The clock struck midnight at Billy Ruane's Memorial Birthday Bash last Wednesday night in Central Square, and suddenly, as if on cue, things kicked into high gear. Sure, the frantic proceedings of the previous five hours — 30-plus performances from Thalia Zedek, Drug Rug, Joe Harvard, Willie Alexander, Duke Levine, Chris Brokaw, Peter Wolf, Nina Violet, Raging Teens, the Neighborhoods, and others eulogizing Ruane in song, stories, and video — teetered on the brink of chaos as several hundred persons shuffled between the Middle East and T. T. The Bear's in an anything-goes scene that would have made Ruane — who died on October 26 — proud. But it was the final hour at the Middle East that those who stayed will remember.
It began with Jenny Dee & the Deelinquents provoking the tired and weary to dance with an energized blast of '60s pop. Then there was a ferocious three-song set by Buffalo Tom rekindling Boston's '90s alt-rock heyday, and a mesmerizing closing act by Ruane's final obsession, as Lady Lamb the Beekeeper's Aly Spaltro brought the room to its knees with a chilling rendition of "Beluga." Her voice cracked as she incorporated "Billy" into her lyrics, "Drifting off to sleep/Drifting out to sea. . . . Oh, Billy, sleep/I want to . . . to sing you to sleep."

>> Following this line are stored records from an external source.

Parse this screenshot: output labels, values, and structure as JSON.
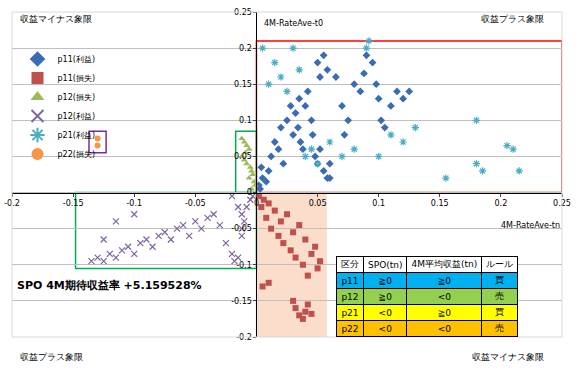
{
  "chart_data": {
    "type": "scatter",
    "x_label": "4M-RateAve-tn",
    "y_label": "4M-RateAve-t0",
    "quadrant_labels": {
      "top_left": "収益マイナス象限",
      "top_right": "収益プラス象限",
      "bottom_left": "収益プラス象限",
      "bottom_right": "収益マイナス象限"
    },
    "note": "SPO 4M期待収益率 +5.159528%",
    "xlim": [
      -0.2,
      0.25
    ],
    "ylim": [
      -0.2,
      0.25
    ],
    "xticks": [
      -0.2,
      -0.15,
      -0.1,
      -0.05,
      0,
      0.05,
      0.1,
      0.15,
      0.2,
      0.25
    ],
    "yticks": [
      -0.2,
      -0.15,
      -0.1,
      -0.05,
      0,
      0.05,
      0.1,
      0.15,
      0.2,
      0.25
    ],
    "grid": true,
    "legend": "top left",
    "series": [
      {
        "name": "p11(利益)",
        "color": "#3a6bb5",
        "marker": "diamond",
        "x": [
          0.01,
          0.012,
          0.015,
          0.02,
          0.018,
          0.022,
          0.025,
          0.028,
          0.03,
          0.032,
          0.035,
          0.034,
          0.036,
          0.038,
          0.04,
          0.042,
          0.045,
          0.046,
          0.048,
          0.05,
          0.052,
          0.055,
          0.058,
          0.06,
          0.05,
          0.052,
          0.055,
          0.058,
          0.065,
          0.07,
          0.072,
          0.075,
          0.08,
          0.085,
          0.09,
          0.095,
          0.1,
          0.102,
          0.105,
          0.11,
          0.115,
          0.12,
          0.125,
          0.06,
          0.008,
          0.003,
          0.005,
          0.098,
          0.088,
          0.002,
          0.004
        ],
        "values": [
          0.03,
          0.05,
          0.07,
          0.09,
          0.06,
          0.04,
          0.1,
          0.12,
          0.08,
          0.11,
          0.13,
          0.09,
          0.07,
          0.06,
          0.12,
          0.14,
          0.1,
          0.08,
          0.05,
          0.04,
          0.06,
          0.03,
          0.02,
          0.04,
          0.18,
          0.16,
          0.19,
          0.17,
          0.16,
          0.12,
          0.08,
          0.1,
          0.15,
          0.14,
          0.19,
          0.18,
          0.13,
          0.1,
          0.09,
          0.12,
          0.14,
          0.13,
          0.14,
          0.02,
          0.015,
          0.005,
          0.02,
          0.15,
          0.165,
          0.01,
          0.035
        ]
      },
      {
        "name": "p11(損失)",
        "color": "#c0504d",
        "marker": "square",
        "x": [
          0.002,
          0.004,
          0.006,
          0.008,
          0.01,
          0.012,
          0.015,
          0.018,
          0.02,
          0.022,
          0.025,
          0.028,
          0.03,
          0.032,
          0.035,
          0.038,
          0.04,
          0.042,
          0.045,
          0.048,
          0.05,
          0.052,
          0.03,
          0.032,
          0.035,
          0.038,
          0.04,
          0.042,
          0.045,
          0.005,
          0.01
        ],
        "values": [
          -0.005,
          -0.02,
          -0.01,
          -0.035,
          -0.015,
          -0.05,
          -0.025,
          -0.06,
          -0.04,
          -0.07,
          -0.03,
          -0.08,
          -0.055,
          -0.09,
          -0.045,
          -0.1,
          -0.065,
          -0.115,
          -0.085,
          -0.075,
          -0.105,
          -0.095,
          -0.15,
          -0.16,
          -0.17,
          -0.175,
          -0.165,
          -0.155,
          -0.168,
          -0.13,
          -0.125
        ]
      },
      {
        "name": "p12(損失)",
        "color": "#9bbb59",
        "marker": "triangle-up",
        "x": [
          -0.012,
          -0.01,
          -0.008,
          -0.006,
          -0.012,
          -0.01,
          -0.008,
          -0.005,
          -0.004,
          -0.003,
          -0.006,
          -0.002,
          -0.001,
          -0.004,
          -0.009
        ],
        "values": [
          0.075,
          0.07,
          0.065,
          0.06,
          0.05,
          0.045,
          0.04,
          0.035,
          0.03,
          0.025,
          0.02,
          0.015,
          0.01,
          0.005,
          0.055
        ]
      },
      {
        "name": "p12(利益)",
        "color": "#8064a2",
        "marker": "x-thin",
        "x": [
          -0.135,
          -0.13,
          -0.125,
          -0.12,
          -0.115,
          -0.11,
          -0.105,
          -0.1,
          -0.095,
          -0.09,
          -0.085,
          -0.08,
          -0.075,
          -0.07,
          -0.065,
          -0.06,
          -0.055,
          -0.05,
          -0.045,
          -0.04,
          -0.035,
          -0.03,
          -0.025,
          -0.02,
          -0.018,
          -0.015,
          -0.012,
          -0.01,
          -0.008,
          -0.005,
          -0.003,
          -0.015,
          -0.02,
          -0.1,
          -0.115,
          -0.125,
          -0.012,
          -0.012
        ],
        "values": [
          -0.095,
          -0.09,
          -0.095,
          -0.085,
          -0.09,
          -0.08,
          -0.075,
          -0.085,
          -0.07,
          -0.065,
          -0.075,
          -0.06,
          -0.055,
          -0.065,
          -0.05,
          -0.045,
          -0.06,
          -0.04,
          -0.05,
          -0.035,
          -0.03,
          -0.045,
          -0.07,
          -0.085,
          -0.095,
          -0.09,
          -0.06,
          -0.04,
          -0.02,
          -0.01,
          -0.005,
          -0.02,
          -0.005,
          -0.03,
          -0.04,
          -0.065,
          -0.03,
          -0.05
        ]
      },
      {
        "name": "p21(利益)",
        "color": "#4bacc6",
        "marker": "asterisk",
        "x": [
          0.005,
          0.01,
          0.015,
          0.02,
          0.025,
          0.03,
          0.035,
          0.04,
          0.045,
          0.05,
          0.06,
          0.07,
          0.08,
          0.09,
          0.092,
          0.1,
          0.11,
          0.12,
          0.13,
          0.155,
          0.18,
          0.185,
          0.18,
          0.205,
          0.21,
          0.215
        ],
        "values": [
          0.2,
          0.15,
          0.18,
          0.16,
          0.14,
          0.2,
          0.17,
          0.05,
          0.06,
          0.04,
          0.07,
          0.05,
          0.06,
          0.2,
          0.21,
          0.05,
          0.08,
          0.07,
          0.09,
          0.02,
          0.1,
          0.03,
          0.04,
          0.065,
          0.06,
          0.03
        ]
      },
      {
        "name": "p22(損失)",
        "color": "#f79646",
        "marker": "circle",
        "x": [
          -0.13,
          -0.13
        ],
        "values": [
          0.065,
          0.075
        ]
      }
    ],
    "regions": [
      {
        "x0": 0,
        "x1": 0.25,
        "y0": 0,
        "y1": 0.21,
        "color": "#ff0000",
        "fill": false
      },
      {
        "x0": -0.017,
        "x1": 0,
        "y0": 0,
        "y1": 0.085,
        "color": "#00b050",
        "fill": false
      },
      {
        "x0": -0.148,
        "x1": 0,
        "y0": -0.105,
        "y1": 0,
        "color": "#00b050",
        "fill": false
      },
      {
        "x0": 0,
        "x1": 0.057,
        "y0": -0.2,
        "y1": 0,
        "color": "#f4a070",
        "fill": true
      },
      {
        "x0": -0.137,
        "x1": -0.123,
        "y0": 0.055,
        "y1": 0.085,
        "color": "#7030a0",
        "fill": false
      }
    ],
    "table": {
      "header": [
        "区分",
        "SPO(tn)",
        "4M平均収益(tn)",
        "ルール"
      ],
      "rows": [
        [
          "p11",
          "≧0",
          "≧0",
          "買"
        ],
        [
          "p12",
          "≧0",
          "<0",
          "売"
        ],
        [
          "p21",
          "<0",
          "≧0",
          "買"
        ],
        [
          "p22",
          "<0",
          "<0",
          "売"
        ]
      ],
      "colors": [
        "#00b0f0",
        "#92d050",
        "#ffff00",
        "#ffc000"
      ]
    }
  }
}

Host and organizer Mary Lou Lord wrapped her arms around Spaltro and thanked everyone for coming out, and then, minutes before 1 am, the night turned surreal. With Middle East owner Joseph Sater already on stage, Ruane's sister Lili — who'd gotten engaged earlier in the evening — grabbed the microphone. "What do you think Billy would want to do right now?" she asked. "I think Billy would really want to express himself out to the entire community. . . . We're going to whisk Billy's ashes out to you all."

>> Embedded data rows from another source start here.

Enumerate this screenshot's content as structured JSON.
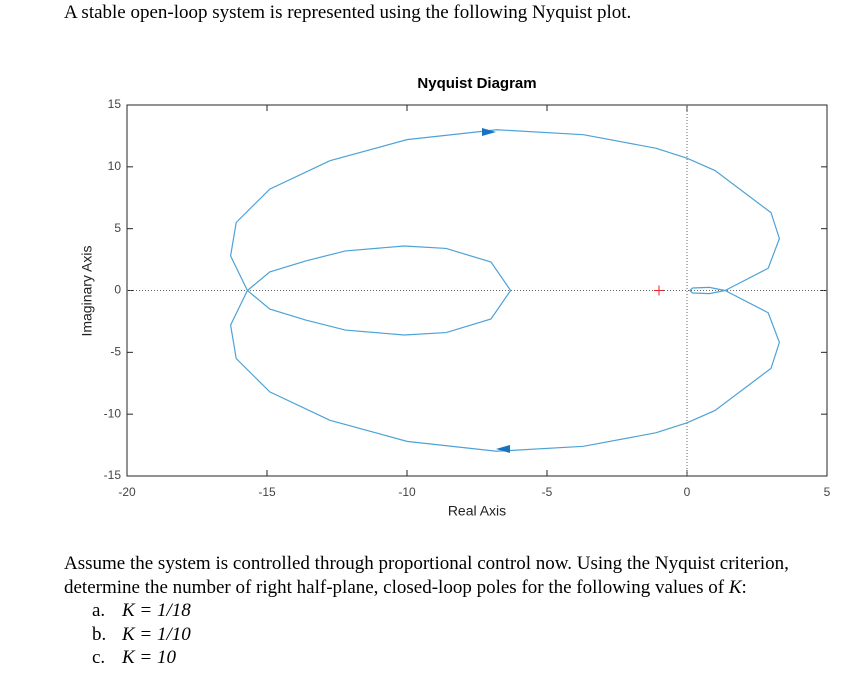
{
  "header": "A stable open-loop system is represented using the following Nyquist plot.",
  "chart_data": {
    "type": "line",
    "title": "Nyquist Diagram",
    "x_label": "Real Axis",
    "y_label": "Imaginary Axis",
    "x": [
      1.36,
      0.8,
      0.2,
      0.1,
      0.2,
      0.8,
      1.36,
      2.9,
      3.3,
      3.0,
      1.0,
      0,
      -1.1,
      -3.7,
      -6.8,
      -10,
      -12.75,
      -14.9,
      -16.1,
      -16.3,
      -15.7,
      -14.9,
      -13.6,
      -12.2,
      -10.1,
      -8.6,
      -7.0,
      -6.3,
      -7.0,
      -8.6,
      -10.1,
      -12.2,
      -13.6,
      -14.9,
      -15.7,
      -16.3,
      -16.1,
      -14.9,
      -12.75,
      -10,
      -6.8,
      -3.7,
      -1.1,
      0,
      1.0,
      3.0,
      3.3,
      2.9,
      1.36
    ],
    "series": [
      {
        "color": "#4ea2d6",
        "values": [
          0,
          0.25,
          0.2,
          0,
          -0.2,
          -0.25,
          0,
          -1.8,
          -4.2,
          -6.3,
          -9.7,
          -10.7,
          -11.5,
          -12.6,
          -13.0,
          -12.2,
          -10.5,
          -8.2,
          -5.5,
          -2.8,
          0,
          1.5,
          2.4,
          3.2,
          3.6,
          3.4,
          2.3,
          0,
          -2.3,
          -3.4,
          -3.6,
          -3.2,
          -2.4,
          -1.5,
          0,
          2.8,
          5.5,
          8.2,
          10.5,
          12.2,
          13.0,
          12.6,
          11.5,
          10.7,
          9.7,
          6.3,
          4.2,
          1.8,
          0
        ]
      }
    ],
    "critical_point": [
      -1,
      0
    ],
    "critical_color": "#e8212b",
    "xlim": [
      -20,
      5
    ],
    "ylim": [
      -15,
      15
    ],
    "xticks": [
      -20,
      -15,
      -10,
      -5,
      0,
      5
    ],
    "yticks": [
      -15,
      -10,
      -5,
      0,
      5,
      10,
      15
    ],
    "zero_lines": true
  },
  "question": {
    "text": "Assume the system is controlled through proportional control now. Using the Nyquist criterion,",
    "text2": "determine the number of right half-plane, closed-loop poles for the following values of ",
    "variable": "K",
    "end": ":"
  },
  "items": [
    {
      "label": "a.",
      "expr": "K = 1/18"
    },
    {
      "label": "b.",
      "expr": "K = 1/10"
    },
    {
      "label": "c.",
      "expr": "K = 10"
    }
  ]
}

And so the cremated ashes of Billy Ruane hung in the air of the Middle East, scooped from the urn that will find a permanent home at the Cambridge venue.
Lord had kept referring to the evening as one giant clusterfuck, but it was one in the name of Ruane, who would have turned 53 on November 10. "This is his night," she said. "The wake, that was not his gig. This is for Billy."